Em termos de liquidez, tirando as duas vedetes do mercado, sobram as ações de bancos, mas que apresentam quedas acentuadas no ano, diante dos receios relacionados às medidas macroprudenciais adotadas pelo governo para conter a inflação, lembra Galdi.
"O investidor estrangeiro, que é quem dita o destino da bolsa, está sem opção" diz o superintendente de renda variável da Itaú Asset Management, Gilberto Nagai. Ele (o estrangeiro) torce o nariz para a intervenção do governo em Petrobras e Vale, enquanto que em bancos, que seriam os candidatos naturais depois das duas companhias, tem medo de que haja uma queda nos retornos por causa das medidas macroprudenciais, explica Nagai. A Itaú Asset revisou a projeção do Ibovespa de 78 mil para 72 mil pontos.
Naturalmente, as questões internacionais também não dão folga para o investidor. Na avaliação de Alves, do BB, o destaque está no controle de crescimento pela China e as dificuldades enfrentadas pelos EUA para melhorar a renda do consumidor.
Se o cenário externo não melhorar, a tendência será o Ibovespa cair para um intervalo de 57.600 a 58 mil pontos, estima Alves. "E este ‘fundo’ poderá, inclusive, ser rompido, se houver alguma crise internacional, como um default na Europa ou uma disparada da inflação." No pior cenário, segundo o analista do BB, o Ibovespa poderá cair para 48 mil pontos. "Mas nosso cenário básico é a bolsa recuar para 61 mil pontos e ter uma recuperação", afirma o analista, que tem nos 76 mil pontos o cenário mais otimista.
Segundo o estrategista do banco Santander, Marcelo Audi, essa última grande queda do Ibovespa, dos 69 mil para os 62 mil pontos, ocorreu graças às dúvidas quanto à continuidade da recuperação americana. Ele acredita, no entanto, que existe um ambiente econômico global benigno, que fará o Ibovespa fechar o ano no mínimo no campo positivo. "A recuperação do PIB dos EUA deve continuar, consequência de uma acomodação no preço das commodities e, portanto, a confiança do consumidor deve melhorar", diz o executivo. Ele também acredita que a desaceleração na China está mais para um pouso suave do que para uma brusca aterrissagem.
O diretor de investimento da Victoire Brasil Investimentos, Mohamed Mourabet, ressalta que a instituição já tem promovido ajustes pontuais para o Ibovespa. Neste momento, a gestora considera que apenas em junho de 2012 o índice poderá alcançar os 80 mil pontos. Ele assinala que é preciso cautela para avaliar se a alta dos preços das commodities dará uma trégua à economia brasileira e se irá se refletir em menor necessidade de alta de juros no país.
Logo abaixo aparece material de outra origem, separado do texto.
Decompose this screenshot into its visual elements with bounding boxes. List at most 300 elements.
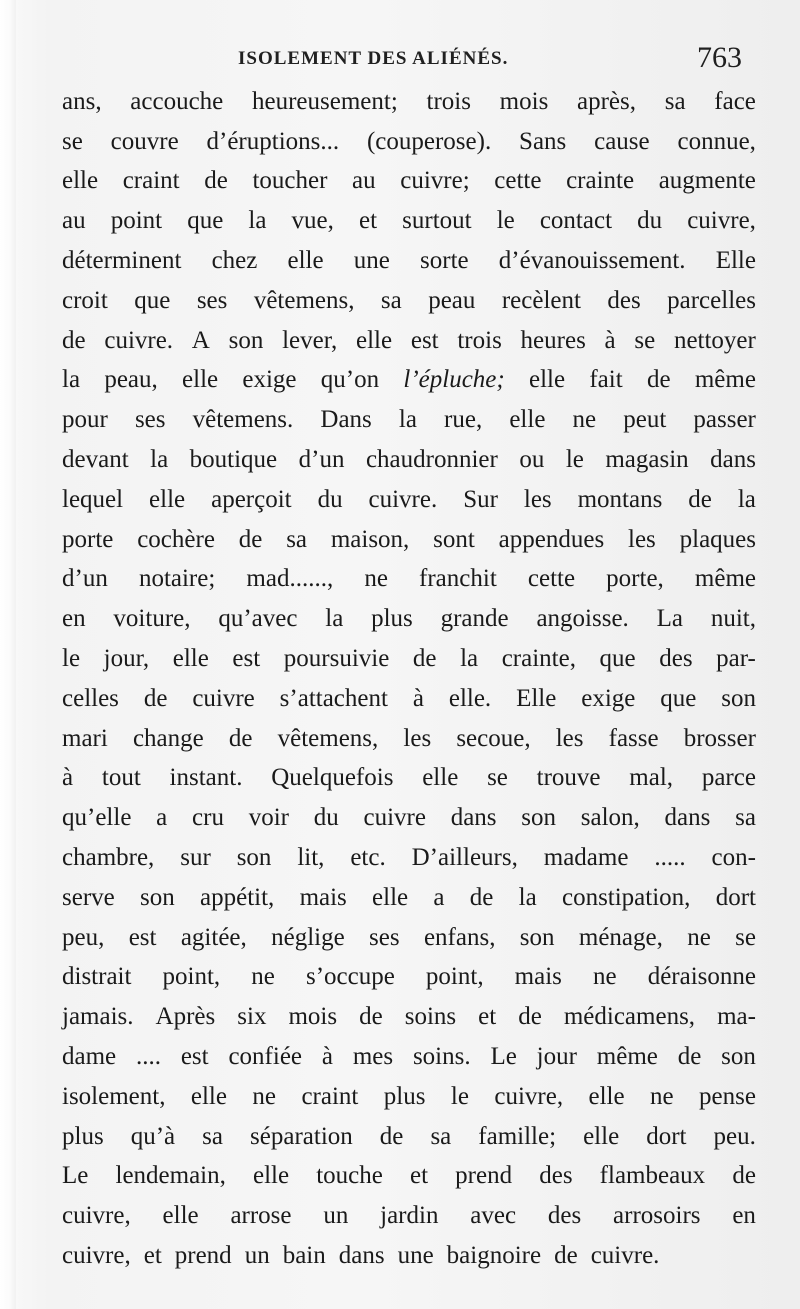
word: même [694,565,756,593]
word: elle [287,247,324,275]
word: chez [211,247,258,275]
word: plus [383,1082,426,1110]
word: .... [135,1043,161,1071]
word: elle [422,764,459,792]
word: montans [577,485,663,513]
word: nuit, [710,605,756,633]
word: du [313,804,339,832]
text-line [62,719,756,759]
word: mad......, [246,565,334,593]
word: craint [301,1082,359,1110]
word: maison, [330,525,410,553]
word: d’un [298,446,345,474]
word: se [487,764,508,792]
word: La [656,605,683,633]
word: grande [440,605,509,633]
page-left-edge [0,0,16,1309]
word: mais [299,883,347,911]
word: baignoire [446,1242,542,1269]
word: dans [450,804,497,832]
word: (couperose). [366,127,492,155]
word: plus [371,605,413,633]
word: ses [369,923,400,951]
word: croit [62,286,108,314]
text-line [62,1157,756,1197]
word: son [521,804,557,832]
word: de [677,1043,702,1071]
word: elle [372,883,409,911]
word: la [248,207,267,235]
word: à [604,326,616,354]
word: lever, [282,326,338,354]
word: elle [190,1082,227,1110]
word: Dans [320,406,372,434]
word: de [379,1122,404,1150]
word: est [410,326,439,354]
word: exige [242,366,297,394]
word: point, [162,963,221,991]
word: parce [701,764,756,792]
word: trouve [536,764,601,792]
word: chaudronnier [365,446,498,474]
text-line [62,599,756,639]
word: et [143,1242,162,1269]
word: sont [433,525,475,553]
word: à [412,684,424,712]
word: ne [364,565,388,593]
word: que [599,645,636,673]
body-text [62,82,756,1276]
word: devant [62,446,129,474]
text-line [62,520,756,560]
word: de [732,1162,756,1190]
word: ne [687,923,711,951]
word: dans [710,446,756,474]
word: dame [62,1043,117,1071]
word: sa [286,525,308,553]
word: à [62,764,74,792]
word: de [518,1003,542,1031]
word: de [359,1003,383,1031]
word: enfans, [423,923,496,951]
word: se [62,127,83,155]
word: elle [149,485,186,513]
word: peu. [713,1122,756,1150]
word: cette [527,565,576,593]
word: ménage, [578,923,663,951]
word: dort [646,1122,687,1150]
word: elle. [448,684,492,712]
word: Après [155,1003,216,1031]
word: nettoyer [673,326,756,354]
word: de [204,167,228,195]
word: crainte [566,167,635,195]
word: isolement, [62,1082,166,1110]
word: elle [253,1162,290,1190]
word: cuivre, [62,1242,131,1269]
word: toucher [252,167,328,195]
word: elle [509,406,546,434]
word: son [721,1043,756,1071]
word: sur [180,844,211,872]
word: est [180,1043,209,1071]
word: con- [711,844,756,872]
word: médicamens, [563,1003,696,1031]
word: jour [536,1043,577,1071]
word: se [634,326,656,354]
word: cuivre. [104,326,174,354]
word: cause [594,127,650,155]
word: la [737,485,756,513]
word: Elle [715,247,756,275]
word: même [596,1043,658,1071]
word: exige [581,684,636,712]
word: vêtemens, [277,724,379,752]
word: elle [529,366,566,394]
word: son [228,326,264,354]
word: même [694,366,756,394]
word: le [450,1082,469,1110]
word: recèlent [501,286,581,314]
word: craint [122,167,180,195]
word: la [150,446,169,474]
word: lendemain, [115,1162,226,1190]
word: qu’elle [62,804,132,832]
word: jamais. [62,1003,134,1031]
word: passer [693,406,756,434]
word: voir [248,804,289,832]
word: lit, [297,844,325,872]
word: arrosoirs [613,1202,701,1230]
word: dans [664,804,711,832]
word: au [352,167,376,195]
word: franchit [419,565,497,593]
word: mois [499,87,549,115]
word: voiture, [113,605,191,633]
word: de [238,525,263,553]
word: elle [182,366,219,394]
word: flambeaux [599,1162,706,1190]
word: sa [202,1122,223,1150]
word: prend [174,1242,232,1269]
word: par- [716,645,756,673]
word: rue, [444,406,483,434]
word: s’attachent [279,684,388,712]
text-line [62,82,756,122]
text-line [62,440,756,480]
word: brosser [683,724,756,752]
word: les [523,485,552,513]
word: d’un [62,565,108,593]
word: de [469,883,494,911]
word: du [317,485,343,513]
word: l’épluche; [403,366,505,394]
word: vêtemens. [192,406,294,434]
word: famille; [478,1122,557,1150]
word: la [460,645,479,673]
word: crainte, [501,645,576,673]
word: déraisonne [647,963,756,991]
word: d’éruptions... [206,127,340,155]
word: vêtemens, [253,286,355,314]
text-line [62,560,756,600]
word: surtout [402,207,472,235]
word: notaire; [138,565,216,593]
word: Le [490,1043,517,1071]
word: son [140,883,175,911]
word: pour [62,406,108,434]
word: appétit, [200,883,275,911]
word: les [555,724,584,752]
word: aperçoit [211,485,292,513]
text-line [62,201,756,241]
word: Le [62,1162,89,1190]
word: secoue, [456,724,531,752]
word: elle [62,167,99,195]
word: serve [62,883,115,911]
word: Quelquefois [271,764,394,792]
word: le [565,446,584,474]
word: fait [589,366,623,394]
word: ses [196,286,228,314]
word: le [496,207,515,235]
word: constipation, [561,883,691,911]
word: contact [539,207,613,235]
word: de [646,366,671,394]
word: se [735,923,756,951]
word: arrose [230,1202,292,1230]
word: madame [543,844,629,872]
word: lequel [62,485,124,513]
word: plaques [679,525,756,553]
word: en [62,605,86,633]
word: soins [404,1003,457,1031]
word: elle [356,326,393,354]
word: pense [699,1082,756,1110]
word: etc. [350,844,386,872]
word: est [232,645,261,673]
text-line [62,480,756,520]
text-line [62,1077,756,1117]
word: cette [494,167,542,195]
word: cuivre. [368,485,438,513]
text-line [62,321,756,361]
text-line [62,958,756,998]
word: qu’avec [218,605,298,633]
word: mal, [629,764,674,792]
word: magasin [605,446,689,474]
word: cuivre [363,804,426,832]
word: parcelles [667,286,756,314]
word: un [244,1242,270,1269]
word: six [237,1003,267,1031]
word: la [325,605,344,633]
word: poursuivie [283,645,390,673]
word: ne [251,963,275,991]
word: Elle [516,684,557,712]
word: ..... [654,844,686,872]
text-line [62,878,756,918]
word: d’évanouissement. [498,247,686,275]
word: dans [338,1242,385,1269]
word: qu’à [130,1122,176,1150]
word: la [398,406,417,434]
word: de [554,1242,578,1269]
word: ne [650,1082,674,1110]
word: agitée, [180,923,247,951]
word: s’occupe [305,963,395,991]
word: est [128,923,157,951]
word: cuivre, [62,1202,131,1230]
word: couvre [110,127,179,155]
word: plus [62,1122,104,1150]
word: boutique [189,446,278,474]
text-line [62,122,756,162]
word: D’ailleurs, [411,844,518,872]
word: angoisse. [536,605,629,633]
text-line [62,400,756,440]
text-line [62,1196,756,1236]
word: jour, [103,645,150,673]
word: son [519,923,555,951]
text-line [62,1236,756,1276]
word: cuivre [192,684,255,712]
word: augmente [658,167,756,195]
word: la [518,883,537,911]
word: ne [572,406,597,434]
text-line [62,759,756,799]
word: ne [592,963,617,991]
word: fasse [608,724,659,752]
word: cuivre, [494,1082,564,1110]
word: appendues [498,525,605,553]
word: confiée [228,1043,303,1071]
text-line [62,838,756,878]
text-line [62,997,756,1037]
word: sa [664,87,686,115]
text-line [62,1037,756,1077]
word: soins. [412,1043,471,1071]
word: mari [62,724,108,752]
word: ma- [717,1003,756,1031]
word: point [110,207,163,235]
word: sa [735,804,756,832]
word: dort [715,883,756,911]
word: heureusement; [252,87,398,115]
word: celles [62,684,119,712]
word: mais [514,963,562,991]
word: trois [426,87,471,115]
word: peu, [62,923,105,951]
word: ne [252,1082,277,1110]
word: déterminent [62,247,182,275]
running-title: ISOLEMENT DES ALIÉNÉS. [238,48,509,69]
text-line [62,162,756,202]
word: de [412,645,437,673]
word: ans, [62,87,102,115]
word: des [659,645,693,673]
word: une [353,247,390,275]
word: elle [588,1082,625,1110]
word: et [410,1162,429,1190]
word: à [321,1043,333,1071]
word: cuivre. [590,1242,660,1269]
word: instant. [169,764,243,792]
word: son [721,684,756,712]
word: de [143,684,168,712]
text-line [62,679,756,719]
word: change [132,724,204,752]
text-line [62,281,756,321]
word: peut [623,406,667,434]
word: des [607,286,641,314]
word: mes [352,1043,394,1071]
word: néglige [271,923,345,951]
word: elle [172,645,209,673]
word: ses [134,406,166,434]
word: distrait [62,963,132,991]
word: le [62,645,81,673]
word: une [397,1242,434,1269]
word: cochère [137,525,215,553]
word: qu’on [320,366,380,394]
word: que [134,286,171,314]
word: du [637,207,663,235]
word: porte [62,525,114,553]
word: de [62,326,86,354]
word: elle [583,1122,620,1150]
text-line [62,918,756,958]
word: bain [282,1242,326,1269]
word: cuivre; [400,167,470,195]
word: A [191,326,210,354]
word: touche [316,1162,383,1190]
word: des [547,1202,582,1230]
word: sa [430,1122,452,1150]
word: séparation [250,1122,353,1150]
text-line [62,639,756,679]
word: et [359,207,378,235]
word: a [156,804,168,832]
word: de [228,724,253,752]
word: tout [101,764,141,792]
word: les [403,724,432,752]
text-line [62,1117,756,1157]
word: porte, [606,565,664,593]
word: sorte [420,247,469,275]
word: elle [162,1202,199,1230]
word: avec [470,1202,517,1230]
word: accouche [130,87,224,115]
text-line [62,361,756,401]
word: les [628,525,656,553]
word: face [714,87,756,115]
word: peau, [104,366,158,394]
page-number: 763 [697,41,742,74]
word: point, [425,963,484,991]
word: et [478,1003,497,1031]
word: après, [577,87,637,115]
word: heures [520,326,586,354]
word: salon, [580,804,640,832]
word: cuivre, [687,207,756,235]
word: vue, [291,207,334,235]
word: que [187,207,224,235]
word: connue, [677,127,756,155]
word: son [236,844,272,872]
word: prend [455,1162,513,1190]
word: cru [192,804,224,832]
O front corporativo, entretanto, não anima. Os resultados apresentados pelas empresas brasileiras sinalizam uma taxa de crescimento de lucro menor do que se esperava. "Temos que nos acostumar a não contar com aumentos de 50% ao ano, mas de 15% a 20% no faturamento das empresas, o que é normal." Ele lembra que a expansão se desacelerou e há uma pressão de custos sobre as companhias difícil de ser repassada aos clientes e, portanto, as margens, em termos percentuais, tendem a cair.